熊谷久虎「俺は仙人だ」

 『どん』は千代田テレビ電子学校放送芸術学部発行の非売品。
 昭和52年3月発行の春季号には38人の有名人がアンケートに答へてゐる。好きな言葉を聞かれた回答で、田中小実昌は「好きな言葉などというのは、自分を安っぽくダマしているようなのがおおい」。ワースト番組は何かといふ質問に答へた玉川一郎は「バカ気ていてミーハー的な、国民性を思わせるもの。

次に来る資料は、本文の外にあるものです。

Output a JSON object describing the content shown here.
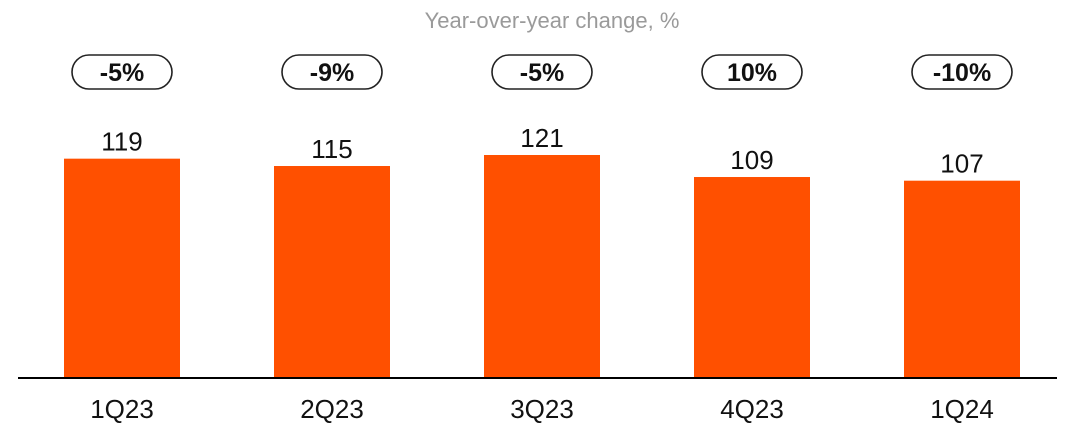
{
  "chart_data": {
    "type": "bar",
    "subtitle": "Year-over-year change, %",
    "categories": [
      "1Q23",
      "2Q23",
      "3Q23",
      "4Q23",
      "1Q24"
    ],
    "values": [
      119,
      115,
      121,
      109,
      107
    ],
    "yoy_change": [
      "-5%",
      "-9%",
      "-5%",
      "10%",
      "-10%"
    ],
    "ylim": [
      0,
      121
    ],
    "grid": false,
    "legend": "none",
    "colors": {
      "bar": "#ff5000",
      "axis": "#000000",
      "pill_border": "#222222"
    }
  }
}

ナンバー・ワンはNHKの『紅白歌合戦』」。
 ワイド特集「テレビ番組はこうして作られる」では、NHKが一日の最後に映してゐた日の丸について、撮影者や撮影場所を明かす。
 森山幸晴学部長は別荘に熊谷久虎を訪ねて対談。熊谷一人が話したやうに編集したのが「放談 ひとすじの道を生きてきた」。これが目が覚めるやうにべらぼうに面白い。森山の前置きが3頁。熊谷は和服に懐手をして写真に納まってゐるが、こはもての感じはしない。熊谷の放談は13頁にわたる。

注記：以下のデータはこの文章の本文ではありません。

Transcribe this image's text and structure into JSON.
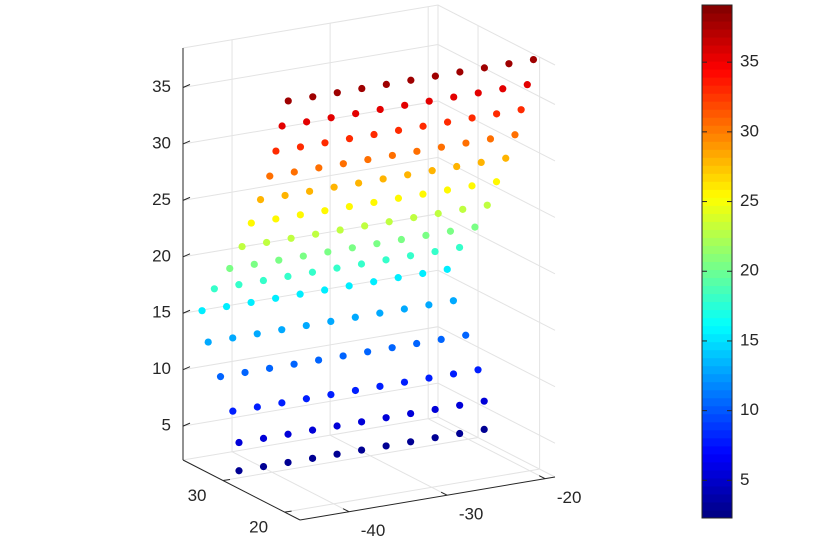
{
  "chart_data": {
    "type": "scatter3d",
    "colormap": "jet",
    "grid": true,
    "xlim": [
      -45,
      -19
    ],
    "ylim": [
      17.5,
      36.5
    ],
    "zlim": [
      2,
      38.5
    ],
    "xticks": [
      -40,
      -30,
      -20
    ],
    "yticks": [
      20,
      30
    ],
    "zticks": [
      5,
      10,
      15,
      20,
      25,
      30,
      35
    ],
    "clim": [
      2.3,
      39.1
    ],
    "cticks": [
      5,
      10,
      15,
      20,
      25,
      30,
      35
    ],
    "x": [
      -44,
      -41.5,
      -39,
      -36.5,
      -34,
      -31.5,
      -29,
      -26.5,
      -24,
      -21.5,
      -19,
      -44,
      -41.5,
      -39,
      -36.5,
      -34,
      -31.5,
      -29,
      -26.5,
      -24,
      -21.5,
      -19,
      -44,
      -41.5,
      -39,
      -36.5,
      -34,
      -31.5,
      -29,
      -26.5,
      -24,
      -21.5,
      -19,
      -44,
      -41.5,
      -39,
      -36.5,
      -34,
      -31.5,
      -29,
      -26.5,
      -24,
      -21.5,
      -19,
      -44,
      -41.5,
      -39,
      -36.5,
      -34,
      -31.5,
      -29,
      -26.5,
      -24,
      -21.5,
      -19,
      -44,
      -41.5,
      -39,
      -36.5,
      -34,
      -31.5,
      -29,
      -26.5,
      -24,
      -21.5,
      -19,
      -44,
      -41.5,
      -39,
      -36.5,
      -34,
      -31.5,
      -29,
      -26.5,
      -24,
      -21.5,
      -19,
      -44,
      -41.5,
      -39,
      -36.5,
      -34,
      -31.5,
      -29,
      -26.5,
      -24,
      -21.5,
      -19,
      -44,
      -41.5,
      -39,
      -36.5,
      -34,
      -31.5,
      -29,
      -26.5,
      -24,
      -21.5,
      -19,
      -44,
      -41.5,
      -39,
      -36.5,
      -34,
      -31.5,
      -29,
      -26.5,
      -24,
      -21.5,
      -19,
      -44,
      -41.5,
      -39,
      -36.5,
      -34,
      -31.5,
      -29,
      -26.5,
      -24,
      -21.5,
      -19,
      -44,
      -41.5,
      -39,
      -36.5,
      -34,
      -31.5,
      -29,
      -26.5,
      -24,
      -21.5,
      -19,
      -44,
      -41.5,
      -39,
      -36.5,
      -34,
      -31.5,
      -29,
      -26.5,
      -24,
      -21.5,
      -19,
      -44,
      -41.5,
      -39,
      -36.5,
      -34,
      -31.5,
      -29,
      -26.5,
      -24,
      -21.5,
      -19,
      -44,
      -41.5,
      -39,
      -36.5,
      -34,
      -31.5,
      -29,
      -26.5,
      -24,
      -21.5,
      -19
    ],
    "y": [
      29,
      29,
      29,
      29,
      29,
      29,
      29,
      29,
      29,
      29,
      29,
      29,
      29,
      29,
      29,
      29,
      29,
      29,
      29,
      29,
      29,
      29,
      30,
      30,
      30,
      30,
      30,
      30,
      30,
      30,
      30,
      30,
      30,
      32,
      32,
      32,
      32,
      32,
      32,
      32,
      32,
      32,
      32,
      32,
      34,
      34,
      34,
      34,
      34,
      34,
      34,
      34,
      34,
      34,
      34,
      35,
      35,
      35,
      35,
      35,
      35,
      35,
      35,
      35,
      35,
      35,
      33,
      33,
      33,
      33,
      33,
      33,
      33,
      33,
      33,
      33,
      33,
      30.5,
      30.5,
      30.5,
      30.5,
      30.5,
      30.5,
      30.5,
      30.5,
      30.5,
      30.5,
      30.5,
      28.5,
      28.5,
      28.5,
      28.5,
      28.5,
      28.5,
      28.5,
      28.5,
      28.5,
      28.5,
      28.5,
      27,
      27,
      27,
      27,
      27,
      27,
      27,
      27,
      27,
      27,
      27,
      25.5,
      25.5,
      25.5,
      25.5,
      25.5,
      25.5,
      25.5,
      25.5,
      25.5,
      25.5,
      25.5,
      24,
      24,
      24,
      24,
      24,
      24,
      24,
      24,
      24,
      24,
      24,
      23,
      23,
      23,
      23,
      23,
      23,
      23,
      23,
      23,
      23,
      23,
      22,
      22,
      22,
      22,
      22,
      22,
      22,
      22,
      22,
      22,
      22,
      21,
      21,
      21,
      21,
      21,
      21,
      21,
      21,
      21,
      21,
      21
    ],
    "z": [
      3,
      3,
      3,
      3,
      3,
      3,
      3,
      3,
      3,
      3,
      3,
      5.5,
      5.5,
      5.5,
      5.5,
      5.5,
      5.5,
      5.5,
      5.5,
      5.5,
      5.5,
      5.5,
      8,
      8,
      8,
      8,
      8,
      8,
      8,
      8,
      8,
      8,
      8,
      10.5,
      10.5,
      10.5,
      10.5,
      10.5,
      10.5,
      10.5,
      10.5,
      10.5,
      10.5,
      10.5,
      13,
      13,
      13,
      13,
      13,
      13,
      13,
      13,
      13,
      13,
      13,
      15.5,
      15.5,
      15.5,
      15.5,
      15.5,
      15.5,
      15.5,
      15.5,
      15.5,
      15.5,
      15.5,
      18,
      18,
      18,
      18,
      18,
      18,
      18,
      18,
      18,
      18,
      18,
      20.5,
      20.5,
      20.5,
      20.5,
      20.5,
      20.5,
      20.5,
      20.5,
      20.5,
      20.5,
      20.5,
      23,
      23,
      23,
      23,
      23,
      23,
      23,
      23,
      23,
      23,
      23,
      25.5,
      25.5,
      25.5,
      25.5,
      25.5,
      25.5,
      25.5,
      25.5,
      25.5,
      25.5,
      25.5,
      28,
      28,
      28,
      28,
      28,
      28,
      28,
      28,
      28,
      28,
      28,
      30.5,
      30.5,
      30.5,
      30.5,
      30.5,
      30.5,
      30.5,
      30.5,
      30.5,
      30.5,
      30.5,
      33,
      33,
      33,
      33,
      33,
      33,
      33,
      33,
      33,
      33,
      33,
      35.5,
      35.5,
      35.5,
      35.5,
      35.5,
      35.5,
      35.5,
      35.5,
      35.5,
      35.5,
      35.5,
      38,
      38,
      38,
      38,
      38,
      38,
      38,
      38,
      38,
      38,
      38
    ]
  }
}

 東宝の助監督の面接に来た石原慎太郎を不採用にした。石原を採ると熊谷の甥っ子が入れなくなってしまふから。
 その後の小見出しだけ挙げると「ノイローゼで自殺未遂」「『バカになること』と悟って」「左翼青年として」「一ヵ月の予定が三カ月かかる」「終戦の工作に奔走」「九州独立の構想」「五島慶太を一喝する」「連合軍司令部に乗りこむ」「溝口健二黒沢明」「三島由紀夫の思い出」。
 青年時代、何度も自殺を試みるが失敗し、古本を読んだり、空腹で水ばかり飲んだりし、撮影所でも他人と交はらない。笑顔の研究をしてだんだん打ち解ける。友達が京大にゐて、左翼思想になじむ。撮影は時代考証に凝って大幅に遅れ、興行的にも失敗してホサれる。大陸では懸賞金を掛けられ、軍の護衛を受けながら撮影する。

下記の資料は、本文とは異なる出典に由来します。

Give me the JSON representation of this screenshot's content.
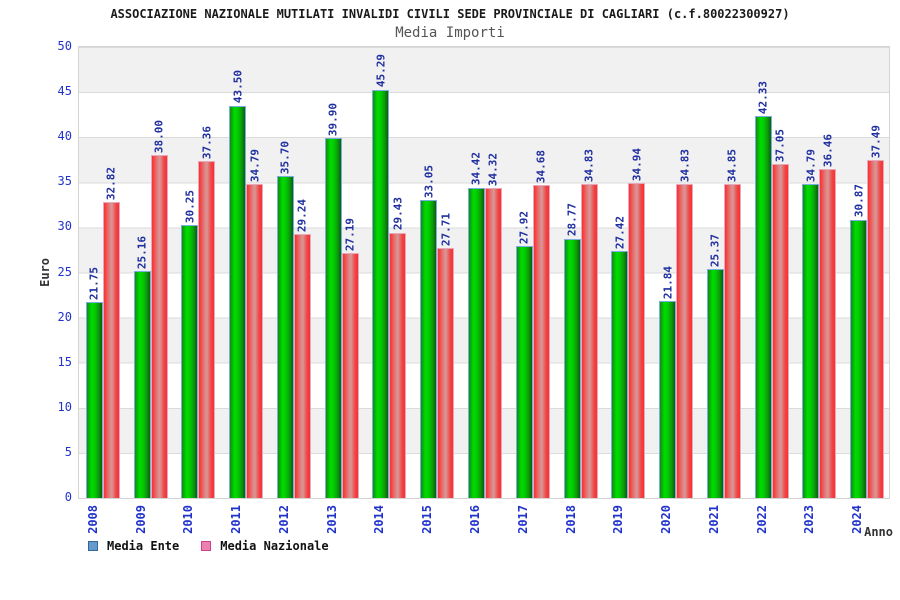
{
  "header": {
    "title": "ASSOCIAZIONE NAZIONALE MUTILATI INVALIDI CIVILI SEDE PROVINCIALE DI CAGLIARI (c.f.80022300927)",
    "subtitle": "Media Importi"
  },
  "chart_data": {
    "type": "bar",
    "title": "Media Importi",
    "xlabel": "Anno",
    "ylabel": "Euro",
    "ylim": [
      0,
      50
    ],
    "ytick_step": 5,
    "grid": "horizontal-bands",
    "legend_position": "bottom",
    "categories": [
      "2008",
      "2009",
      "2010",
      "2011",
      "2012",
      "2013",
      "2014",
      "2015",
      "2016",
      "2017",
      "2018",
      "2019",
      "2020",
      "2021",
      "2022",
      "2023",
      "2024"
    ],
    "series": [
      {
        "name": "Media Ente",
        "values": [
          21.75,
          25.16,
          30.25,
          43.5,
          35.7,
          39.9,
          45.29,
          33.05,
          34.42,
          27.92,
          28.77,
          27.42,
          21.84,
          25.37,
          42.33,
          34.79,
          30.87
        ],
        "legend_fill": "#6699cc",
        "legend_border": "#336699",
        "bar_border": "#79aede",
        "bar_gradient": [
          [
            "#128a12",
            "0%"
          ],
          [
            "#00dc00",
            "30%"
          ],
          [
            "#00cf00",
            "50%"
          ],
          [
            "#0d9e0d",
            "75%"
          ],
          [
            "#076207",
            "100%"
          ]
        ]
      },
      {
        "name": "Media Nazionale",
        "values": [
          32.82,
          38.0,
          37.36,
          34.79,
          29.24,
          27.19,
          29.43,
          27.71,
          34.32,
          34.68,
          34.83,
          34.94,
          34.83,
          34.85,
          37.05,
          36.46,
          37.49
        ],
        "legend_fill": "#ee7fb2",
        "legend_border": "#cc4488",
        "bar_border": "#e9a9bd",
        "bar_gradient": [
          [
            "#fb2f2f",
            "0%"
          ],
          [
            "#e57272",
            "30%"
          ],
          [
            "#d89898",
            "52%"
          ],
          [
            "#ee4848",
            "80%"
          ],
          [
            "#fb2f2f",
            "100%"
          ]
        ]
      }
    ],
    "colors": {
      "axis_text": "#2233cc",
      "value_label_text": "#1f2fa0",
      "band_gray": "#f1f1f1",
      "band_white": "#ffffff",
      "gridline": "#dbdbdb",
      "plot_border": "#d4d4d4"
    }
  }
}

 戦後、共産党から、役職に就くかソ連の秘密党員にならないかと打診される。

 それで俺は、バカもーんと言った。俺は、昔は左で今は右、ということになってるが、俺には昔も今もない。俺は、俺の信ずる道をまっしぐらに歩いてきただけだ、と言って、断わっちゃった。

 小見出しに挙げた人々との逸話も面白い。「妹」も少しでてくる。話し方では(笑)が多い。17はあり、そのほかにわっはっはといふのもあり、よく笑ふ。そのなかに、「その当時、日本の資本主義は世界一悪質な資本主義だと俺は考えていたからね」などど不穏な言葉が出てくる。
 熊谷は日頃「俺は仙人だ」と言ってゐたともあり、なかなか常識では計り知れない。